2-25. *** (Она садится у окна…)
Она садится у окна.Невзрачный день в тумане тает,
И за окном листает ставни
Чужая пыльная весна.
Бездонный мир...
Бездомный кот
Шуршит разорванным пакетом.
Ему найти бы двери в лето...
Вдруг повезёт?
Но кто бы мог на всё ответить...
Дрожит в кармане телефон
И разбавляет тёплым «здравствуй»
Палитру луж.
Что в этих красках?
И свет, и тень,
И жизнь, и сон.
2-26. Вышивальщицы
Когда царицею луна взойдёт на небе,
начнёт запечный богомол служить молебен,
и повторится в энный раз сюжет знакомый –
она садится у окна, как у иконы.
Заправит в пяльцы полотно, достанет с полки
косу из нитей-мулине, возьмёт иголку.
Вздохнёт негромко в тишине, в окошко глянет,
как будто что-то разглядит сквозь тёмный глянец.
Переведёт пытливый взор на обод пяльцев,
над непочатой белизной взметнутся пальцы,
и всё, к чему её душа неравнодушна,
неспешно вышьет на канве иглой послушной.
Зажжётся радость по кайме в оттенках рыжих,
здесь каждый вышитый стежок любовью дышит,
струится нежность голубым в изгибе линий,
оттенком бланж – недолюбовь – на тёмно-синем.
Скользит по небу Млечный путь проворной змейкой,
корпит над вышивкой своей Золотошвейка,
за звёздным крестиком другой кладёт красиво,
у швей, небесной и земной, – одни мотивы.
Возможно, что когда-нибудь швея земная
в своём окне погасит свет, в мечтах витая,
и разглядит среди икон в небесном храме –
склонённый женский силуэт в оконной раме.

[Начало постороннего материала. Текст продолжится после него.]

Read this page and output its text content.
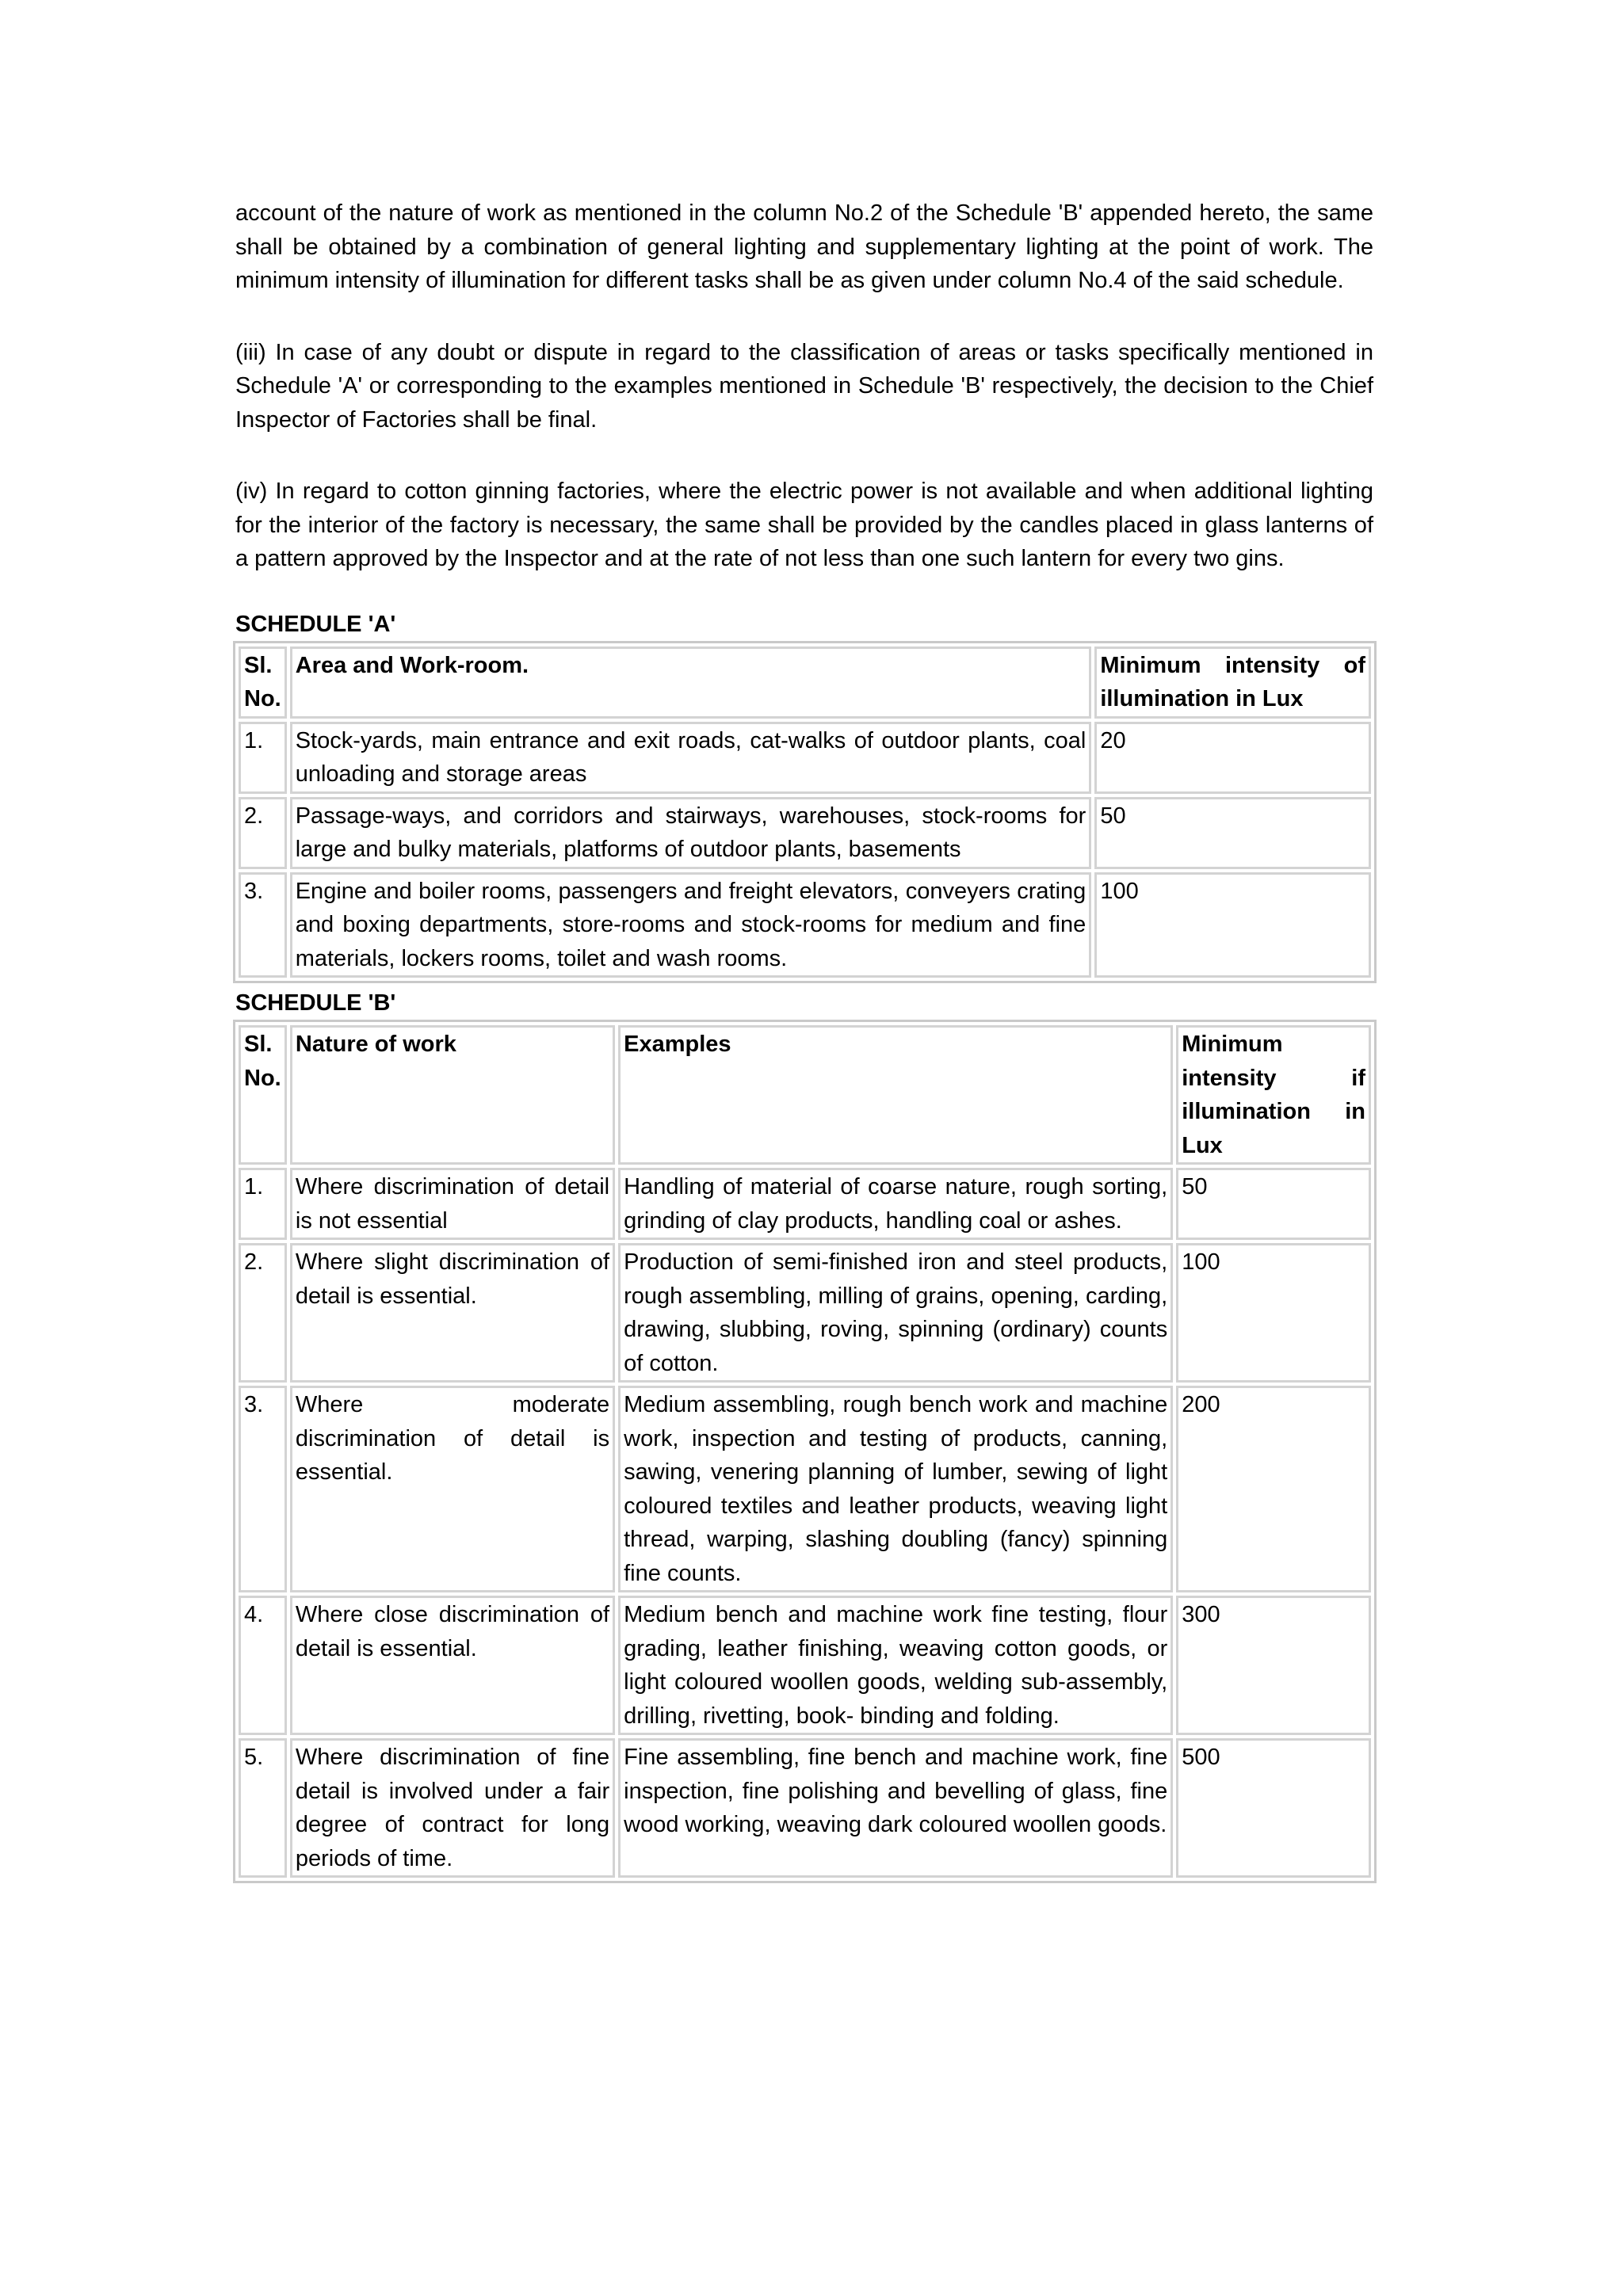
account of the nature of work as mentioned in the column No.2 of the Schedule 'B' appended hereto, the same shall be obtained by a combination of general lighting and supplementary lighting at the point of work. The minimum intensity of illumination for different tasks shall be as given under column No.4 of the said schedule.

(iii) In case of any doubt or dispute in regard to the classification of areas or tasks specifically mentioned in Schedule 'A' or corresponding to the examples mentioned in Schedule 'B' respectively, the decision to the Chief Inspector of Factories shall be final.

(iv) In regard to cotton ginning factories, where the electric power is not available and when additional lighting for the interior of the factory is necessary, the same shall be provided by the candles placed in glass lanterns of a pattern approved by the Inspector and at the rate of not less than one such lantern for every two gins.

SCHEDULE 'A'
Sl. No.	Area and Work-room.	Minimum intensity of illumination in Lux
1.	Stock-yards, main entrance and exit roads, cat-walks of outdoor plants, coal unloading and storage areas	20
2.	Passage-ways, and corridors and stairways, warehouses, stock-rooms for large and bulky materials, platforms of outdoor plants, basements	50
3.	Engine and boiler rooms, passengers and freight elevators, conveyers crating and boxing departments, store-rooms and stock-rooms for medium and fine materials, lockers rooms, toilet and wash rooms.	100
SCHEDULE 'B'
Sl. No.	Nature of work	Examples	Minimum intensity if illumination in Lux
1.	Where discrimination of detail is not essential	Handling of material of coarse nature, rough sorting, grinding of clay products, handling coal or ashes.	50
2.	Where slight discrimination of detail is essential.	Production of semi-finished iron and steel products, rough assembling, milling of grains, opening, carding, drawing, slubbing, roving, spinning (ordinary) counts of cotton.	100
3.	Where moderate discrimination of detail is essential.	Medium assembling, rough bench work and machine work, inspection and testing of products, canning, sawing, venering planning of lumber, sewing of light coloured textiles and leather products, weaving light thread, warping, slashing doubling (fancy) spinning fine counts.	200
4.	Where close discrimination of detail is essential.	Medium bench and machine work fine testing, flour grading, leather finishing, weaving cotton goods, or light coloured woollen goods, welding sub-assembly, drilling, rivetting, book- binding and folding.	300
5.	Where discrimination of fine detail is involved under a fair degree of contract for long periods of time.	Fine assembling, fine bench and machine work, fine inspection, fine polishing and bevelling of glass, fine wood working, weaving dark coloured woollen goods.	500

2-27. Июль неназванного года
Плясало лето под гитару,
Под хор нестройных голосов
Из доморощенных корсаров,
Без корабля и парусов,
Потела водка дармовая,
И Костя - спорщик и трепач,
Пел "Незнакомку", завывая:
"Над скукой загородных дач"...
Костёр искрил, перегорая,
Кипели звёзды в котелке,
Качались сосны и сараи,
И кот в забытом гамаке...
И капля мёда на запястье,
И смех, и Костино плечо -
Конечно, это было счастьем,
Простым, как летний светлячок.
2-28. *** (Что за весну принес апрель?..)
Что за весну принёс апрель!
Цветут прострел и анемона,
И красоты природной эль
Глотают люди восхищённо!
Кругом такая благодать:
Ни дать, ни взять обитель Рая!
Ведёт дочурку в садик мать,
На вату облака взирая.
Но … что за точка в небесах?
И что за гул, и что за вспышка?
Метнулась женщина. Ей страх
Не помешал закрыть малышку.
Ещё мгновение ... И всё.
Издать бы крик, но онемела.
Ребёнка мать всегда спасёт,
И душу жертвуя, и тело.
А гул затих. И снова в путь
На миг застывшие минуты.
Их вспять никак не повернуть:
Плати хоть златом, хоть валютой.
И в чутких душах акварель
В момент сменилась чёрной тушью.
Что за весну принёс апрель?
Народ бежит, грохочут ружья.
Стал воздух терпок и горяч.
И на сердцах следами шрамы ...
И раздается детский плач
Над бездыханным телом мамы ...
2-29. Беседа на отвлечённые темы
Я докажу в любой дискуссии –
И априори буду прав –
В вине букет и послевкусие –
Игра оттенков зла/добра.
И мы, в процессе дегустации,
Конкретно – я и адвокат,
Оценим эти две субстанции,
На основании УК.
Искать вам, думаю, бессмысленно
По винам лучшего "спеца" -
Я – прокурор, я знаю: истина
В вине. Конкретного лица.
2-30. Полёт с дымком
Бушует пламя в русской печке, преобразуясь в лёгкий дым...
Столетний дом... Ещё не вечер, уже не день... Но где же ты?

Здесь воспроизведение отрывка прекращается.